Badibanga et son équipe remontent enfin à l’Hôpital Pédiatrique de Kalembe Lembe, dans la Commune de Lingwala. Le Premier ministre s’est rendu compte des difficultés qu’éprouve la pédiatrie faute des moyens financiers. Des difficultés qui assaillent également les patients. Dont cette femme retenue alors que son enfant a rendu l’âme depuis deux mois. Ou encore cette jeune fille-mère, 17 ans, avec son bébé de six mois retenus à la pédiatrie faute d’argent. L’hôpital se trouve ainsi enclavé, ce qui rend son extension en surface presque impossible. Sa superficie est de 6.000 m². Plusieurs travaux de construction et réhabilitation ont été effectués au courant de l’année 2009. L’hôpital Pédiatrique de Kalembe Lembe fut créé en 1948 par l’ancienne Croix-Rouge du Congo/Belge par décret du 14 mai 1926 du Roi des Belges, complété par l’ordonnance loi n°69/039 du 25 février 1969 portant approbation des statuts de la Croix-Rouge de la République Démocratique du Congo (R.D.C).
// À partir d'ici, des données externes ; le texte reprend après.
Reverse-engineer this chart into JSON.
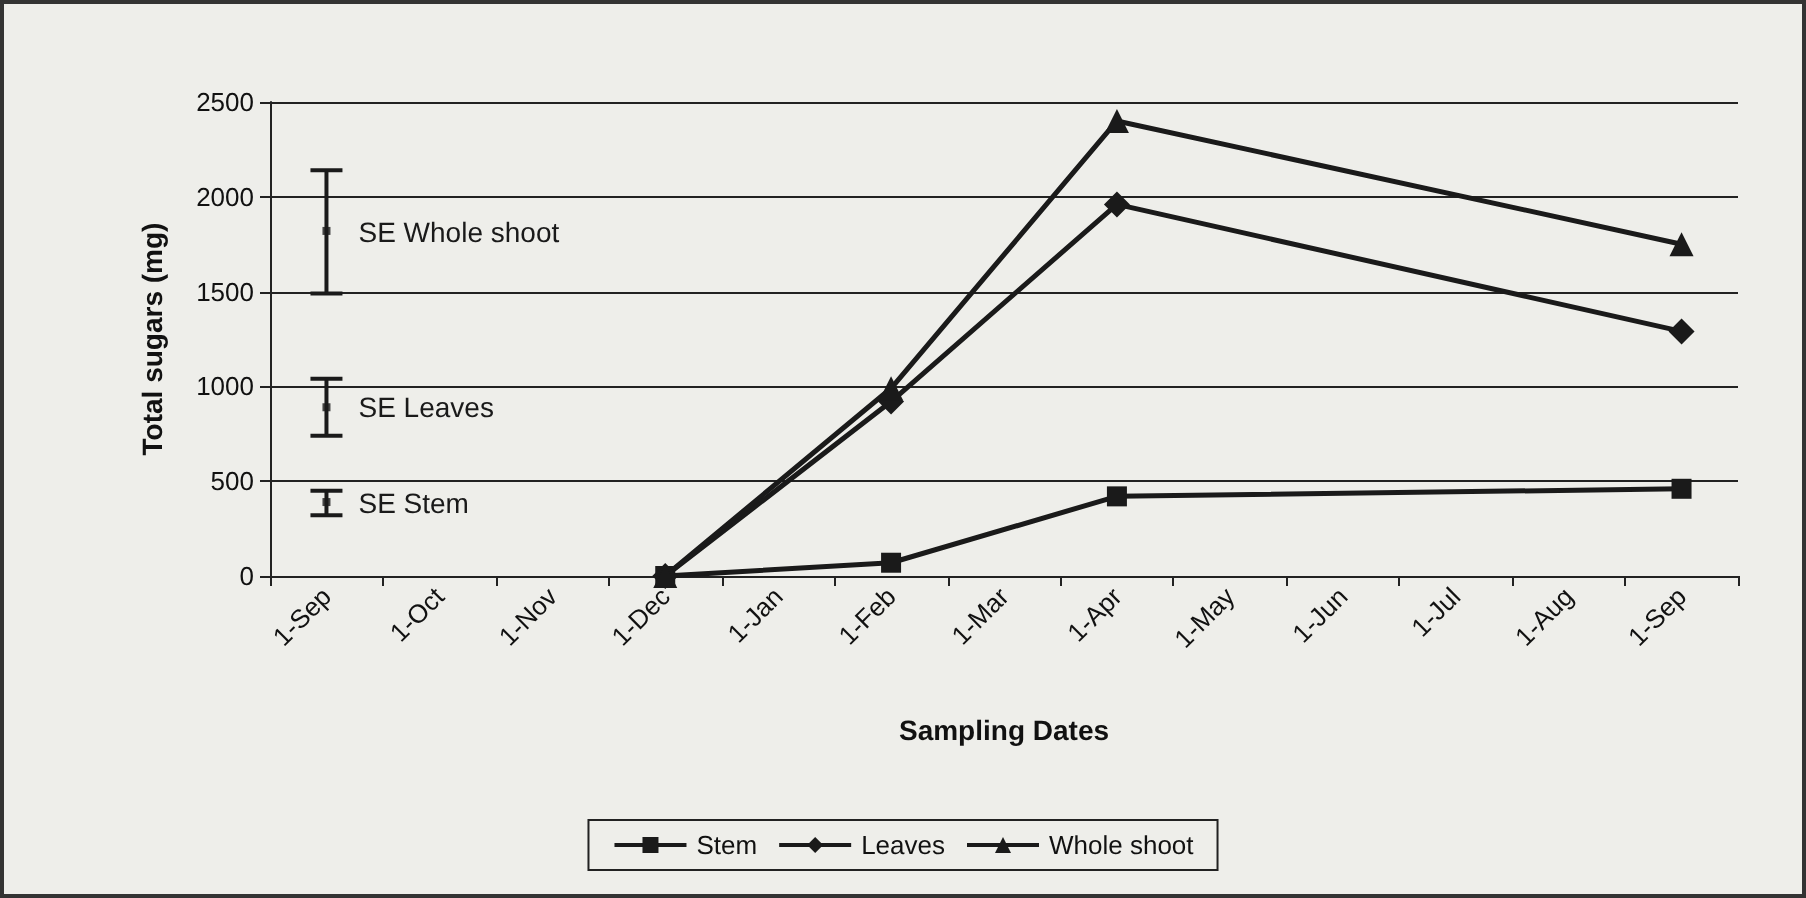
{
  "chart_data": {
    "type": "line",
    "xlabel": "Sampling Dates",
    "ylabel": "Total sugars (mg)",
    "categories": [
      "1-Sep",
      "1-Oct",
      "1-Nov",
      "1-Dec",
      "1-Jan",
      "1-Feb",
      "1-Mar",
      "1-Apr",
      "1-May",
      "1-Jun",
      "1-Jul",
      "1-Aug",
      "1-Sep"
    ],
    "series": [
      {
        "name": "Stem",
        "color": "#1a1a1a",
        "marker": "square",
        "values": [
          null,
          null,
          null,
          0,
          null,
          70,
          null,
          420,
          null,
          null,
          null,
          null,
          460
        ]
      },
      {
        "name": "Leaves",
        "color": "#1a1a1a",
        "marker": "diamond",
        "values": [
          null,
          null,
          null,
          0,
          null,
          920,
          null,
          1960,
          null,
          null,
          null,
          null,
          1290
        ]
      },
      {
        "name": "Whole shoot",
        "color": "#1a1a1a",
        "marker": "triangle",
        "values": [
          null,
          null,
          null,
          0,
          null,
          990,
          null,
          2400,
          null,
          null,
          null,
          null,
          1750
        ]
      },
      {
        "name": "SE Whole shoot",
        "type": "scatter",
        "marker": "square",
        "color": "#1a1a1a",
        "values": [
          1820,
          null,
          null,
          null,
          null,
          null,
          null,
          null,
          null,
          null,
          null,
          null,
          null
        ],
        "errors": [
          [
            1490,
            2140
          ],
          null,
          null,
          null,
          null,
          null,
          null,
          null,
          null,
          null,
          null,
          null,
          null
        ]
      },
      {
        "name": "SE Leaves",
        "type": "scatter",
        "marker": "square",
        "color": "#1a1a1a",
        "values": [
          890,
          null,
          null,
          null,
          null,
          null,
          null,
          null,
          null,
          null,
          null,
          null,
          null
        ],
        "errors": [
          [
            740,
            1040
          ],
          null,
          null,
          null,
          null,
          null,
          null,
          null,
          null,
          null,
          null,
          null,
          null
        ]
      },
      {
        "name": "SE Stem",
        "type": "scatter",
        "marker": "square",
        "color": "#1a1a1a",
        "values": [
          390,
          null,
          null,
          null,
          null,
          null,
          null,
          null,
          null,
          null,
          null,
          null,
          null
        ],
        "errors": [
          [
            320,
            450
          ],
          null,
          null,
          null,
          null,
          null,
          null,
          null,
          null,
          null,
          null,
          null,
          null
        ]
      }
    ],
    "ylim": [
      0,
      2500
    ],
    "yticks": [
      0,
      500,
      1000,
      1500,
      2000,
      2500
    ],
    "grid": "y",
    "legend": "bottom"
  }
}
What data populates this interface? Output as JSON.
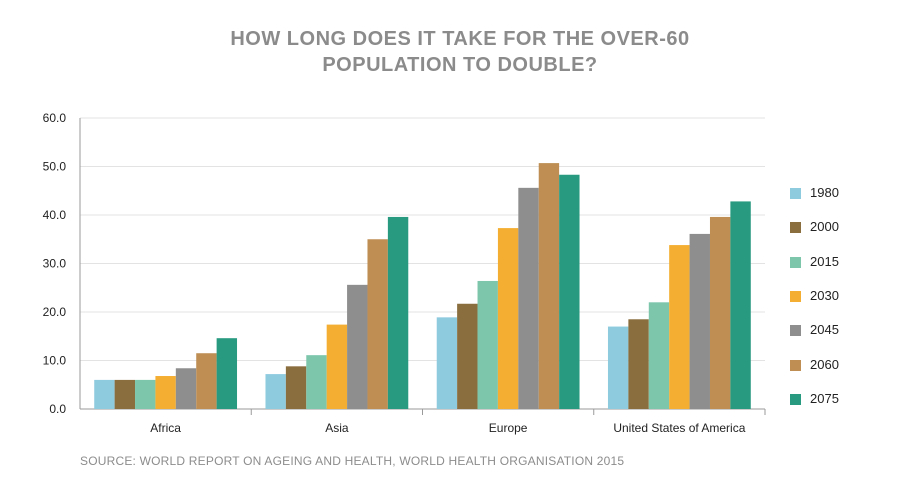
{
  "title_lines": [
    "HOW LONG DOES IT TAKE FOR THE OVER-60",
    "POPULATION TO DOUBLE?"
  ],
  "source": "SOURCE: WORLD REPORT ON AGEING AND HEALTH, WORLD HEALTH ORGANISATION 2015",
  "chart_data": {
    "type": "bar",
    "title": "HOW LONG DOES IT TAKE FOR THE OVER-60 POPULATION TO DOUBLE?",
    "xlabel": "",
    "ylabel": "",
    "ylim": [
      0,
      60
    ],
    "yticks": [
      "0.0",
      "10.0",
      "20.0",
      "30.0",
      "40.0",
      "50.0",
      "60.0"
    ],
    "grid": true,
    "legend_position": "right",
    "categories": [
      "Africa",
      "Asia",
      "Europe",
      "United States of America"
    ],
    "series": [
      {
        "name": "1980",
        "color": "#8fcbdf",
        "values": [
          6.0,
          7.2,
          18.9,
          17.0
        ]
      },
      {
        "name": "2000",
        "color": "#8a6e3e",
        "values": [
          6.0,
          8.8,
          21.7,
          18.5
        ]
      },
      {
        "name": "2015",
        "color": "#7dc6ac",
        "values": [
          6.0,
          11.1,
          26.4,
          22.0
        ]
      },
      {
        "name": "2030",
        "color": "#f4ae31",
        "values": [
          6.8,
          17.4,
          37.3,
          33.8
        ]
      },
      {
        "name": "2045",
        "color": "#8e8e8e",
        "values": [
          8.4,
          25.6,
          45.6,
          36.1
        ]
      },
      {
        "name": "2060",
        "color": "#be8e53",
        "values": [
          11.5,
          35.0,
          50.7,
          39.6
        ]
      },
      {
        "name": "2075",
        "color": "#289a7f",
        "values": [
          14.6,
          39.6,
          48.3,
          42.8
        ]
      }
    ]
  }
}
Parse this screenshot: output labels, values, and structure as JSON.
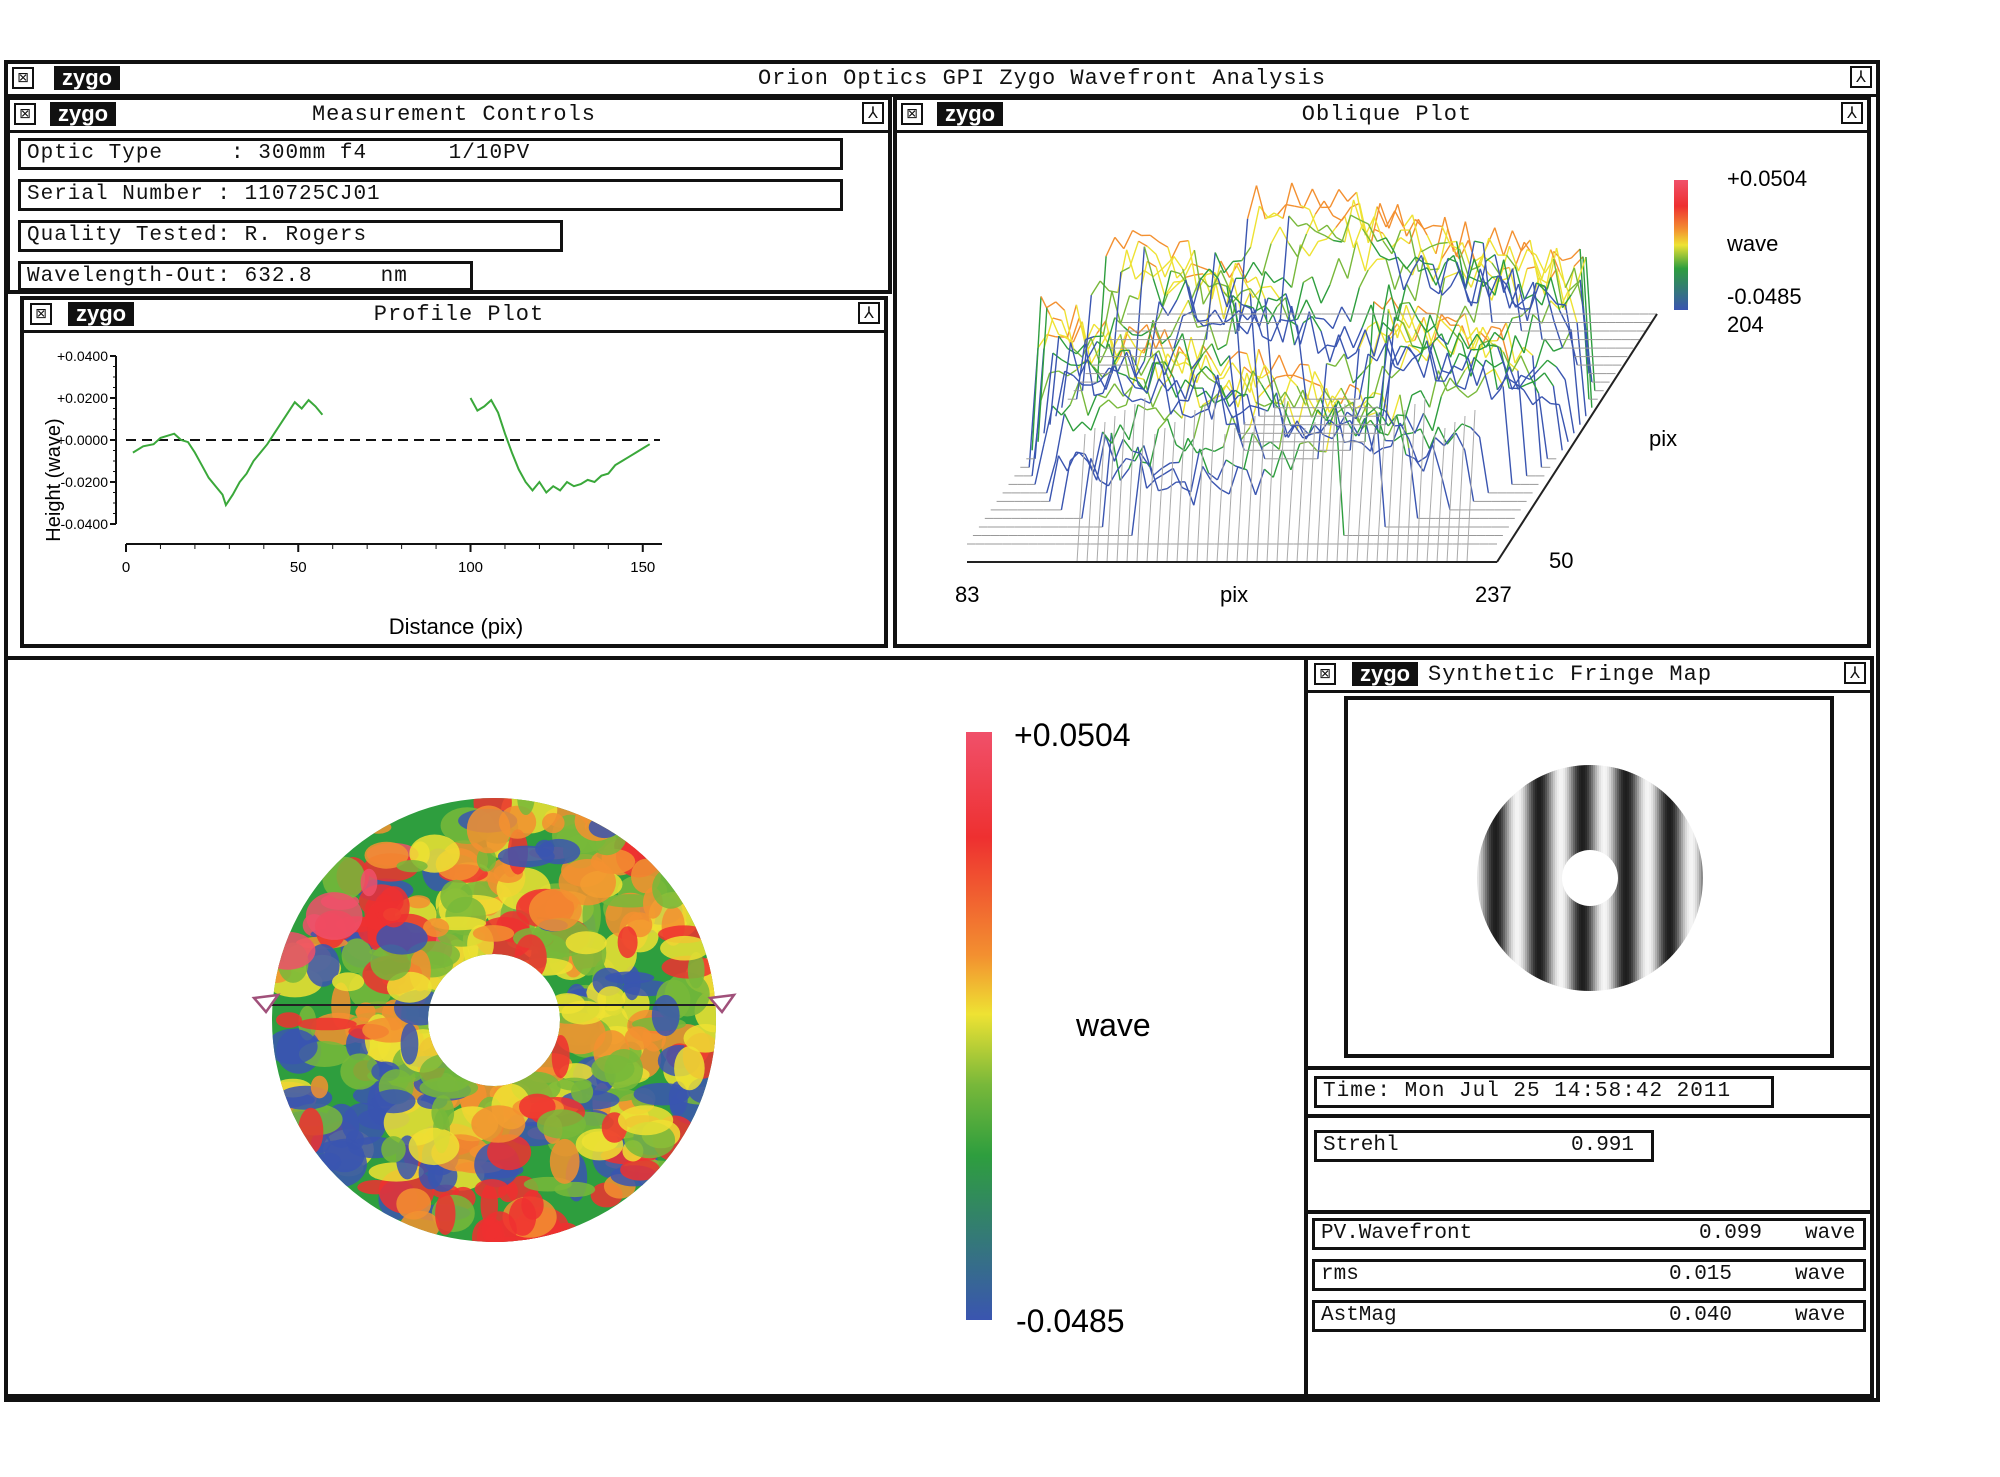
{
  "main_window": {
    "logo": "zygo",
    "title": "Orion Optics GPI Zygo Wavefront Analysis"
  },
  "measurement_controls": {
    "logo": "zygo",
    "title": "Measurement Controls",
    "optic_type": "Optic Type     : 300mm f4      1/10PV",
    "serial_number": "Serial Number : 110725CJ01",
    "quality_tested": "Quality Tested: R. Rogers",
    "wavelength": "Wavelength-Out: 632.8     nm"
  },
  "profile_plot": {
    "logo": "zygo",
    "title": "Profile Plot",
    "chart_data": {
      "type": "line",
      "title": "",
      "xlabel": "Distance (pix)",
      "ylabel": "Height (wave)",
      "xlim": [
        0,
        155
      ],
      "ylim": [
        -0.04,
        0.04
      ],
      "x_ticks": [
        "0",
        "50",
        "100",
        "150"
      ],
      "y_ticks": [
        "+0.0400",
        "+0.0200",
        "+0.0000",
        "-0.0200",
        "-0.0400"
      ],
      "series": [
        {
          "segment": 1,
          "points": [
            [
              2,
              -0.006
            ],
            [
              5,
              -0.003
            ],
            [
              8,
              -0.002
            ],
            [
              10,
              0.001
            ],
            [
              12,
              0.002
            ],
            [
              14,
              0.003
            ],
            [
              16,
              0.0
            ],
            [
              18,
              -0.001
            ],
            [
              20,
              -0.006
            ],
            [
              22,
              -0.012
            ],
            [
              24,
              -0.018
            ],
            [
              26,
              -0.022
            ],
            [
              28,
              -0.026
            ],
            [
              29,
              -0.031
            ],
            [
              31,
              -0.026
            ],
            [
              33,
              -0.02
            ],
            [
              35,
              -0.016
            ],
            [
              37,
              -0.01
            ],
            [
              39,
              -0.006
            ],
            [
              41,
              -0.002
            ],
            [
              43,
              0.003
            ],
            [
              45,
              0.008
            ],
            [
              47,
              0.013
            ],
            [
              49,
              0.018
            ],
            [
              51,
              0.015
            ],
            [
              53,
              0.019
            ],
            [
              55,
              0.016
            ],
            [
              57,
              0.012
            ]
          ]
        },
        {
          "segment": 2,
          "points": [
            [
              100,
              0.02
            ],
            [
              102,
              0.014
            ],
            [
              104,
              0.016
            ],
            [
              106,
              0.019
            ],
            [
              108,
              0.013
            ],
            [
              110,
              0.003
            ],
            [
              112,
              -0.006
            ],
            [
              114,
              -0.014
            ],
            [
              116,
              -0.02
            ],
            [
              118,
              -0.024
            ],
            [
              120,
              -0.02
            ],
            [
              122,
              -0.025
            ],
            [
              124,
              -0.022
            ],
            [
              126,
              -0.024
            ],
            [
              128,
              -0.02
            ],
            [
              130,
              -0.022
            ],
            [
              132,
              -0.021
            ],
            [
              134,
              -0.019
            ],
            [
              136,
              -0.02
            ],
            [
              138,
              -0.017
            ],
            [
              140,
              -0.016
            ],
            [
              142,
              -0.012
            ],
            [
              144,
              -0.01
            ],
            [
              146,
              -0.008
            ],
            [
              148,
              -0.006
            ],
            [
              150,
              -0.004
            ],
            [
              152,
              -0.002
            ]
          ]
        }
      ],
      "reference_line": 0.0
    }
  },
  "oblique_plot": {
    "logo": "zygo",
    "title": "Oblique Plot",
    "scale_max": "+0.0504",
    "scale_label": "wave",
    "scale_min": "-0.0485",
    "x_start": "83",
    "x_label": "pix",
    "x_end": "237",
    "y_end": "204",
    "y_label": "pix",
    "y_start": "50"
  },
  "surface_map": {
    "scale_max": "+0.0504",
    "scale_label": "wave",
    "scale_min": "-0.0485",
    "colors": [
      "#f0506a",
      "#ee3030",
      "#f39030",
      "#eee233",
      "#78b83a",
      "#2e9e3e",
      "#3a55b0"
    ]
  },
  "fringe_map": {
    "logo": "zygo",
    "title": "Synthetic Fringe Map"
  },
  "time": "Time: Mon Jul 25 14:58:42 2011",
  "strehl": {
    "label": "Strehl",
    "value": "0.991"
  },
  "stats": [
    {
      "label": "PV.Wavefront",
      "value": "0.099",
      "unit": "wave"
    },
    {
      "label": "rms",
      "value": "0.015",
      "unit": "wave"
    },
    {
      "label": "AstMag",
      "value": "0.040",
      "unit": "wave"
    }
  ]
}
A l’instar des hôpitaux du pays, l’Arrêté Ministériel n°DS-1250/024/80 du 05/08/1980, de la décision n°DS-CCE/024/80 du Conseil Exécutif du 16 février 1993, viendra accorder l’autonomie de gestion de l’Hôpital Pédiatrique de Kalembe Lembe.

C’est sous des vivats des patients, du personnel mais aussi de nombreux riverains venus vivre la visite du chef du gouvernement que s’est achevée la première partie de la tournée des hôpitaux de Kinshasa.